Les maladies infectieuses représentent un problème de santé majeur, tant pour les pays développés, que pour les pays émergents. Envisagées à l’échelon mondial, les maladies infectieuses sont, en effet, à l’origine d’environ un tiers de tous les décès (46 % des causes de morts dans les pays en voie de développement). D’importants appels ont été lancés travers le monde dans le but d’améliorer les systèmes de santé publique, compte tenu des dangers croissants que présentent les maladies infectieuses, du fait d’un ensemble de microbes d’apparition récente ou résurgents, tels le SRAS, la tuberculose, le sida, la légionellose, le microbe Ebola, l’encéphalite du Nil, les infections nosocomiales opportunistes, les nouvelles variétés de grippe. Ces facteurs sont également associés à des problèmes de sécurité microbiologiques des aliments et au rôle joué par le développement des voyages internationaux, par la croissance du commerce mondial de l’agriculture, tous éléments qui s’intègrent dans les mailles du bioterrorisme. Les maladies infectieuses animales (aux conséquences vitales) tels la grippe aviaire, le virus du singe, les maladies dues aux aliments, transmissibles ou non à l’homme, les maladies végétales, posent, elles aussi, des problèmes, et représentent autant de cibles potentielles pour le bioterrorisme. Et, même si nous disposons d’antibiotiques et de vaccins, les défis persistent dans la lutte contre les micro-organismes, car l’on assiste à une augmentation des résistances antibactériennes et antivirales. Les stratégies vaccinales, quant à elles, peuvent échouer du fait de leur coût trop élevé pour les pays en voie de développement, voire de l’opposition rencontrée dans certains pays de l’Union Européenne, sans sous-estimer les variations antigéniques de certains microorganismes, et de certains virus. L’Académie Allemande des Sciences Leopoldina, en collaboration avec le Comité Consultatif de l’Académie Européenne des Sciences, a précisé quelles devaient être les actions à entreprendre pour lutter contre les maladies infectieuses, et identifié les zones les plus exposées, autant de réalités auxquelles les responsables politiques de l’union Européenne devront faire face. Ces priorités seront exposées et discutées.

Le syndrome respiratoire aiguë sévère et la grippe aviaire, apparus ces dernières années, nous ont appris que la menace d’infections susceptibles de contaminer tant l’homme que l’animal, est loin d’avoir disparue. Et encore, il ne s’agit que de la partie immergée de l’iceberg. En effet, chaque année environ 30 % de l’ensemble des décès enregistrés de par le monde sont dus à des maladies infectieuses, dont la majeure
partie revient soit à des infections aiguës intestinales ou respiratoires, comme c’est le cas chez l’enfant, ou encore au sida, à la tuberculose, au paludisme, à la variole.
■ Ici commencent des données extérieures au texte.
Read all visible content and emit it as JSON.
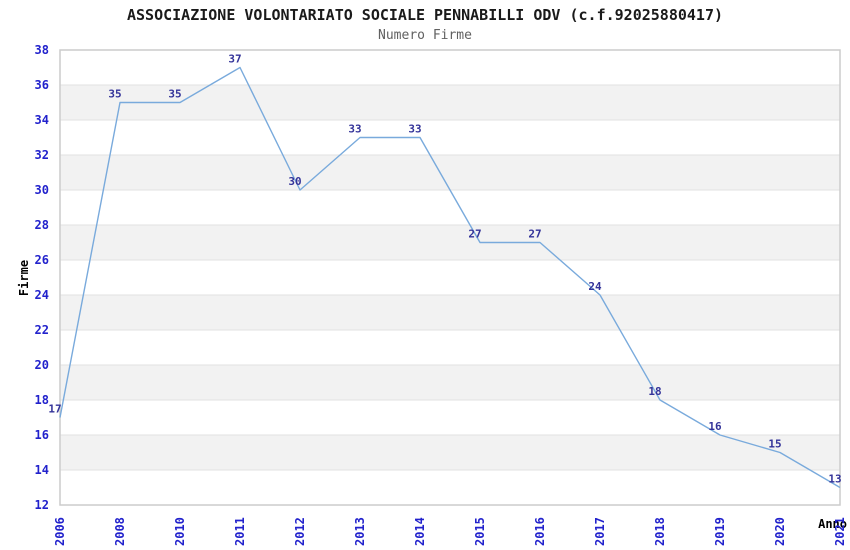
{
  "page": {
    "background": "#ffffff"
  },
  "chart_data": {
    "type": "line",
    "title": "ASSOCIAZIONE VOLONTARIATO SOCIALE PENNABILLI ODV (c.f.92025880417)",
    "subtitle": "Numero Firme",
    "xlabel": "Anno",
    "ylabel": "Firme",
    "categories": [
      "2006",
      "2008",
      "2010",
      "2011",
      "2012",
      "2013",
      "2014",
      "2015",
      "2016",
      "2017",
      "2018",
      "2019",
      "2020",
      "2021"
    ],
    "series": [
      {
        "name": "Numero Firme",
        "values": [
          17,
          35,
          35,
          37,
          30,
          33,
          33,
          27,
          27,
          24,
          18,
          16,
          15,
          13
        ]
      }
    ],
    "ylim": [
      12,
      38
    ],
    "ytick_step": 2,
    "yticks": [
      12,
      14,
      16,
      18,
      20,
      22,
      24,
      26,
      28,
      30,
      32,
      34,
      36,
      38
    ],
    "grid": "horizontal-bands",
    "legend": "none",
    "data_labels": true,
    "colors": {
      "line": "#79aadc",
      "tick_label": "#2222cc",
      "data_label": "#333399",
      "band": "#f2f2f2",
      "gridline": "#e2e2e2",
      "plot_border": "#cccccc",
      "title": "#1a1a1a",
      "subtitle": "#616161",
      "axis_label": "#000000"
    }
  }
}
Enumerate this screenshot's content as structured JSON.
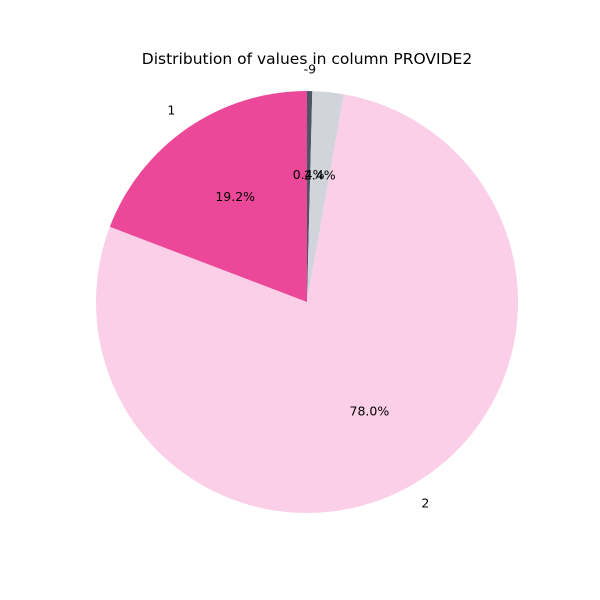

Dans les pays industrialisés, les maladies infectieuses posent un problème majeur à cause notamment du développement de résistances aux antibiotiques et aux thérapeutiques anti-virales. Ainsi un grand nombre d’infections bactériennes ne répondent plus aux mesures thérapeutiques. Rappelons qu’à tout moment, apparaissent de nouveaux agents infectieux face auxquels aucun pays n’est à l’abri. Même s’il s’agit de foyers localisés, leurs conséquences se révèlent dramatiques du point de vue économique et leurs répercussions peuvent s’étendre à l’échelon mondial. Le syndrome respiratoire aigu sévère et la grippe aviaire l’ont démontré d’une manière impressionnante. Par ailleurs, les risques du bio-terrorisme, sujet d’actualité dans le contexte politique mondial, ne devraient pas être sous-évalués. A toutes ces menaces permanentes, des mesures actives et durables doivent être opposées.

État actuel de la recherche en infectiologie. Les bases scientifiques

La compréhension de la pathogénicité d’un agent infectieux exige une connaissance précise des interactions avec son hôte tant à l’échelle de la cellule que des organes.

Des recherches dans ce domaine ont ainsi permis de mieux connaître les mécanismes d’action des toxines bactériennes (tétanos — botulisme — charbon — shigella) pénétrant la cellule et neutralisant ses fonctions vitales. Les facteurs responsables du parasitisme intracellulaire des bactéries et des levures, constituent également des déterminants importants de leur pathogénicité.

Les propriétés pathogènes du virus de la variole sont aussi liées à l’expression de gènes qui favorisent la transmission des particules virales des cellules infectées aux cellules voisines.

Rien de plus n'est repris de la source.